Sound Advice for Unmarried Parents Seeking Paternal Rights
Unmarried parents face special challenges — financial, emotional and legal. There is no “common law” marriage in California. So although a couple has children together, this does not necessarily entitle them to the parental rights of married couples. Additionally, the separation of a child’s unmarried parents can be just as difficult and confusing as two divorcing parents.
If the parents of a child were not married when the mother became pregnant or when the child was born, the child does not have a legal father until parentage is established. So even if a father can prove he is the biological father of a child, if he was never married to the mother, he does not legally have any rights or responsibilities for the child. For that, your parentage must be legally established. Establishing parentage requires obtaining a court order or signing an official declaration of parentage or paternity.
It’s always best if unmarried separating parents can agree amicably on a plan for sharing access to their children. Many parents use mediation to develop a Child Custody and Visitation Agreement. Mediation is a very effective way of jointly reaching this important decision. The attorneys at Warren Major LLP can provide sound legal guidance to help you reach a fair and equitable Child Custody and Visitation Agreement through mediation.

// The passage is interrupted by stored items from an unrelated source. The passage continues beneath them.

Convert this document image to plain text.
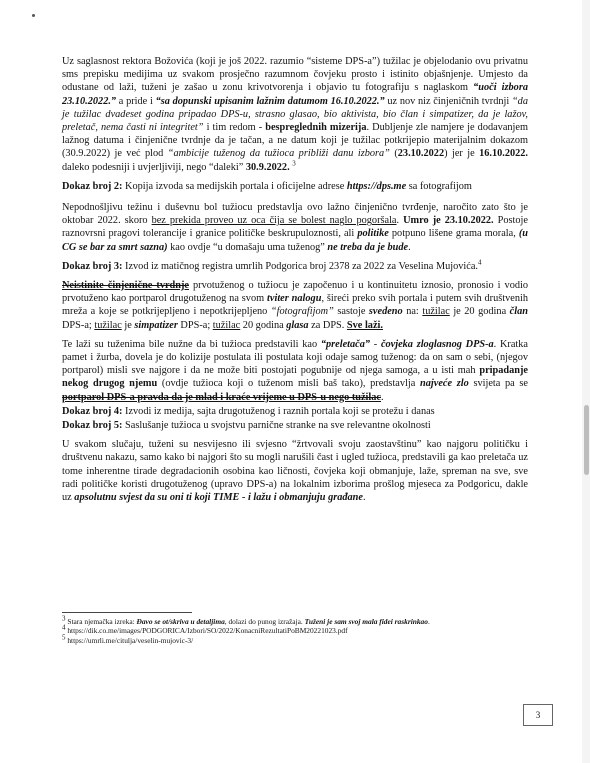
Uz saglasnost rektora Božovića (koji je još 2022. razumio “sisteme DPS-a”) tužilac je objelodanio ovu privatnu sms prepisku medijima uz svakom prosječno razumnom čovjeku prosto i istinito objašnjenje. Umjesto da odustane od laži, tuženi je zašao u zonu krivotvorenja i objavio tu fotografiju s naglaskom “uoči izbora 23.10.2022.” a pride i “sa dopunski upisanim lažnim datumom 16.10.2022.” uz nov niz činjeničnih tvrdnji “da je tužilac dvadeset godina pripadao DPS-u, strasno glasao, bio aktivista, bio član i simpatizer, da je lažov, preletač, nema časti ni integritet” i tim redom - bespreglednih mizerija. Dubljenje zle namjere je dodavanjem lažnog datuma i činjenične tvrdnje da je tačan, a ne datum koji je tužilac potkrijepio materijalnim dokazom (30.9.2022) je već plod “ambicije tuženog da tužioca približi danu izbora” (23.10.2022) jer je 16.10.2022. daleko podesniji i uvjerljiviji, nego “daleki” 30.9.2022. $^3$

Dokaz broj 2: Kopija izvoda sa medijskih portala i oficijelne adrese https://dps.me sa fotografijom

Nepodnošljivu težinu i duševnu bol tužiocu predstavlja ovo lažno činjenično tvrđenje, naročito zato što je oktobar 2022. skoro bez prekida proveo uz oca čija se bolest naglo pogoršala. Umro je 23.10.2022. Postoje raznovrsni pragovi tolerancije i granice političke beskrupuloznosti, ali politike potpuno lišene grama morala, (u CG se bar za smrt sazna) kao ovdje “u domašaju uma tuženog” ne treba da je bude.

Dokaz broj 3: Izvod iz matičnog registra umrlih Podgorica broj 2378 za 2022 za Veselina Mujovića.$^4$

Neistinite činjenične tvrdnje prvotuženog o tužiocu je započenuo i u kontinuitetu iznosio, pronosio i vodio prvotuženo kao portparol drugotuženog na svom tviter nalogu, šireći preko svih portala i putem svih društvenih mreža a koje se potkrijepljeno i nepotkrijepljeno “fotografijom” sastoje svedeno na: tužilac je 20 godina član DPS-a; tužilac je simpatizer DPS-a; tužilac 20 godina glasa za DPS. Sve laži.

Te laži su tuženima bile nužne da bi tužioca predstavili kao “preletača” - čovjeka zloglasnog DPS-a. Kratka pamet i žurba, dovela je do kolizije postulata ili postulata koji odaje samog tuženog: da on sam o sebi, (njegov portparol) misli sve najgore i da ne može biti postojati pogubnije od njega samoga, a u isti mah pripadanje nekog drugog njemu (ovdje tužioca koji o tuženom misli baš tako), predstavlja najveće zlo svijeta pa se portparol DPS-a pravda da je mlad i kraće vrijeme u DPS-u nego tužilac.

Dokaz broj 4: Izvodi iz medija, sajta drugotuženog i raznih portala koji se protežu i danas

Dokaz broj 5: Saslušanje tužioca u svojstvu parnične stranke na sve relevantne okolnosti

U svakom slučaju, tuženi su nesvijesno ili svjesno “žrtvovali svoju zaostavštinu” kao najgoru političku i društvenu nakazu, samo kako bi najgori što su mogli narušili čast i ugled tužioca, predstavili ga kao preletača uz tome inherentne tirade degradacionih osobina kao ličnosti, čovjeka koji obmanjuje, laže, spreman na sve, sve radi političke koristi drugotuženog (upravo DPS-a) na lokalnim izborima prošlog mjeseca za Podgoricu, dakle uz apsolutnu svjest da su oni ti koji TIME - i lažu i obmanjuju građane.

$^3$ Stara njemačka izreka: Đavo se ot/skriva u detaljima, dolazi do punog izražaja. Tuženi je sam svoj mala fidei raskrinkao.
$^4$ https://dik.co.me/images/PODGORICA/Izbori/SO/2022/KonacniRezultatiPoBM20221023.pdf
$^5$ https://umrli.me/citulja/veselin-mujovic-3/
3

Establishing parental rights through the court
If your situation is contentious with your soon-to-be ex-partner, you may need to defend your right to spend time with you children in court. You’ll have to establish parentage for your child before child custody and visitation will be ordered by a judge.
If you are seeking child support for your child and the father does not admit that he is the parent, the court may order both of you and your child to submit to genetic testing.
Whatever your paternity objectives, the highly regarded family law attorneys at Warren Major LLP will advocate strongly and skillfully on your behalf in and out of the courtroom.